Le 27 juillet, la Pravda publie une nouvelle attaque contre le « revanchisme » en Allemagne de l'Ouest, assortie d'une première mise en garde à E. Honecker contre les « concessions de principe » que Bonn chercherait à obtenir « concernant la souveraineté d'État de la RDA ». Le 2 août, le quotidien du parti soviétique revient à la charge en accusant Bonn d'« exploiter ses rapports économiques avec la RDA pour s'ingérer dans les affaires souveraines de la République et ronger petit à petit les bases de son régime socialiste ».

Malgré une réponse sur le même ton de la presse est-allemande, qui, fait nouveau, confirme la volonté de Berlin-Est de maintenir ses relations avec Bonn et de limiter les conséquences négatives de la tension due à l'affaire des euromissiles, Moscou obtiendra, le 4 septembre, l'annulation de la visite d'Erich Honecker en RFA et, quelques jours après, le report du voyage que Todor Jivkov, chef d'État bulgare, devait faire dans le même pays.

Le début du réchauffement

Ces événements marquent le point culminant de la glaciation Est-Ouest. Mais un assouplissement dans la position soviétique se produit peu après. À partir de septembre, les dirigeants soviétiques se convainquent de la solidité de la position de Ronald Reagan, qui, en effet, sera réélu triomphalement président des États-Unis en novembre. Le Kremlin veut par ailleurs freiner par tous les moyens le programme de défense stratégique lancé en 1983 par le président américain, qui vise à ériger, contre une éventuelle attaque de missiles, une barrière de protection recourant à des moyens technologiques nouveaux (armes à énergie dirigée, notamment) notoirement hors d'atteinte des laboratoires soviétiques malgré les efforts importants que ceux-ci ont déployés pendant les années 70.

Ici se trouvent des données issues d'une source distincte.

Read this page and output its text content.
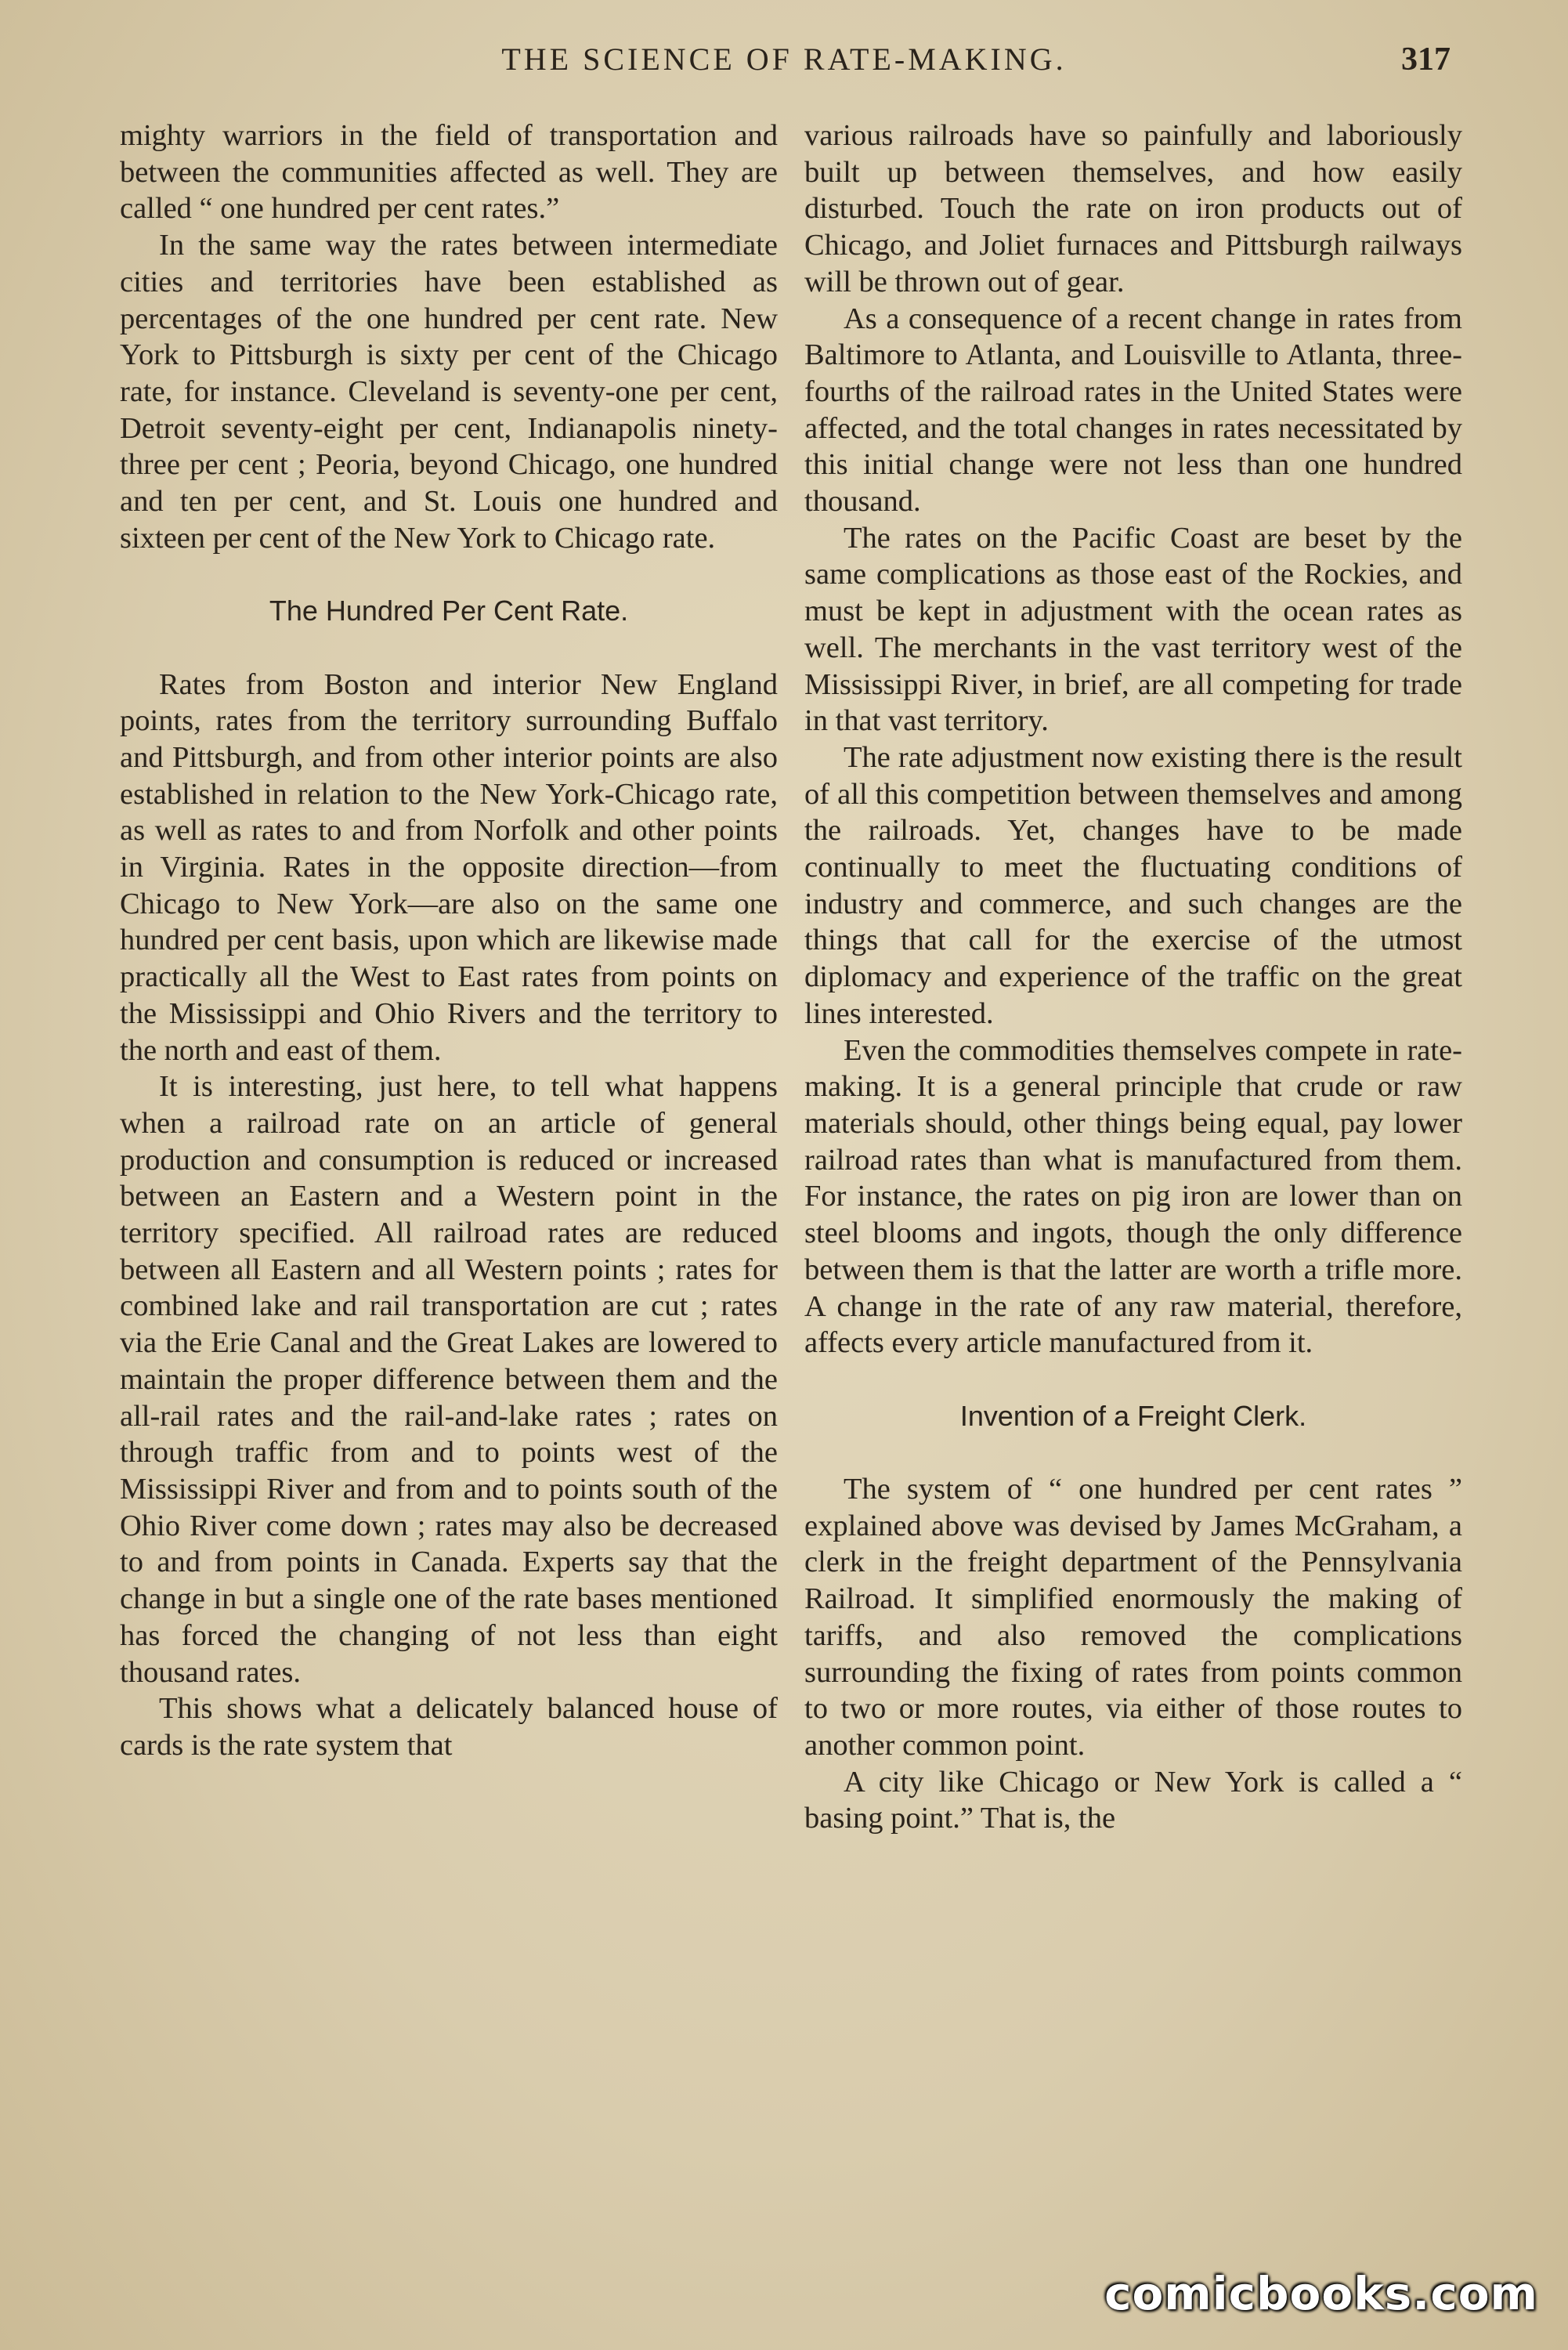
THE SCIENCE OF RATE-MAKING.	317

mighty warriors in the field of transportation and between the communities affected as well. They are called “ one hundred per cent rates.”

In the same way the rates between intermediate cities and territories have been established as percentages of the one hundred per cent rate. New York to Pittsburgh is sixty per cent of the Chicago rate, for instance. Cleveland is seventy-one per cent, Detroit seventy-eight per cent, Indianapolis ninety-three per cent ; Peoria, beyond Chicago, one hundred and ten per cent, and St. Louis one hundred and sixteen per cent of the New York to Chicago rate.

The Hundred Per Cent Rate.

Rates from Boston and interior New England points, rates from the territory surrounding Buffalo and Pittsburgh, and from other interior points are also established in relation to the New York-Chicago rate, as well as rates to and from Norfolk and other points in Virginia. Rates in the opposite direction—from Chicago to New York—are also on the same one hundred per cent basis, upon which are likewise made practically all the West to East rates from points on the Mississippi and Ohio Rivers and the territory to the north and east of them.

It is interesting, just here, to tell what happens when a railroad rate on an article of general production and consumption is reduced or increased between an Eastern and a Western point in the territory specified. All railroad rates are reduced between all Eastern and all Western points ; rates for combined lake and rail transportation are cut ; rates via the Erie Canal and the Great Lakes are lowered to maintain the proper difference between them and the all-rail rates and the rail-and-lake rates ; rates on through traffic from and to points west of the Mississippi River and from and to points south of the Ohio River come down ; rates may also be decreased to and from points in Canada. Experts say that the change in but a single one of the rate bases mentioned has forced the changing of not less than eight thousand rates.

This shows what a delicately balanced house of cards is the rate system that

various railroads have so painfully and laboriously built up between themselves, and how easily disturbed. Touch the rate on iron products out of Chicago, and Joliet furnaces and Pittsburgh railways will be thrown out of gear.

As a consequence of a recent change in rates from Baltimore to Atlanta, and Louisville to Atlanta, three-fourths of the railroad rates in the United States were affected, and the total changes in rates necessitated by this initial change were not less than one hundred thousand.

The rates on the Pacific Coast are beset by the same complications as those east of the Rockies, and must be kept in adjustment with the ocean rates as well. The merchants in the vast territory west of the Mississippi River, in brief, are all competing for trade in that vast territory.

The rate adjustment now existing there is the result of all this competition between themselves and among the railroads. Yet, changes have to be made continually to meet the fluctuating conditions of industry and commerce, and such changes are the things that call for the exercise of the utmost diplomacy and experience of the traffic on the great lines interested.

Even the commodities themselves compete in rate-making. It is a general principle that crude or raw materials should, other things being equal, pay lower railroad rates than what is manufactured from them. For instance, the rates on pig iron are lower than on steel blooms and ingots, though the only difference between them is that the latter are worth a trifle more. A change in the rate of any raw material, therefore, affects every article manufactured from it.

Invention of a Freight Clerk.

The system of “ one hundred per cent rates ” explained above was devised by James McGraham, a clerk in the freight department of the Pennsylvania Railroad. It simplified enormously the making of tariffs, and also removed the complications surrounding the fixing of rates from points common to two or more routes, via either of those routes to another common point.

A city like Chicago or New York is called a “ basing point.” That is, the

comicbooks.com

Une première offre de négociation, presque aussitôt retirée, est faite en juin par la direction soviétique. Mais, dès septembre, Andrei Gromyko a accepté, à l'occasion de son séjour à New York pour l'Assemblée générale de l'ONU, de faire le voyage de Washington pour rencontrer Ronald Reagan. En octobre, Constantin Tchernenko, revenu sur le devant de la scène après une longue maladie, accorde au Washington Post un entretien au cours duquel il analyse les relations soviéto-américaines sur un ton nettement plus modéré que par le passé. Et le chef du parti et de l'État soviétique n'attend guère plus d'une semaine après les élections américaines de novembre pour demander à R. Reagan la reprise des négociations sur les armements.

Sans le dire, la direction soviétique accepte l'offre américaine de substituer au dialogue interrompu en 1983 une nouvelle négociation globale — dite encore « parapluie » — permettant de traiter ensemble les armements défensifs et offensifs, les moyens nucléaires intercontinentaux et à moyenne portée. Le rendez-vous que George Shultz, secrétaire d'État américain, et Andrei Gromyko prennent pour les 7 et 8 janvier à Genève doit marquer le début de cette nouvelle négociation.

L'avenir de la politique soviétique dépendra des résultats de ce dialogue, mais celui-ci exigera de difficiles décisions et par conséquent une direction politique ferme. Ce n'est pas encore le cas, alors que la disparition progressive des dignitaires du Politburo brejnévien accentue la vacance du pouvoir et crée les conditions d'une lutte particulièrement âpre pour la succession non seulement d'un homme, mais d'une génération tout entière.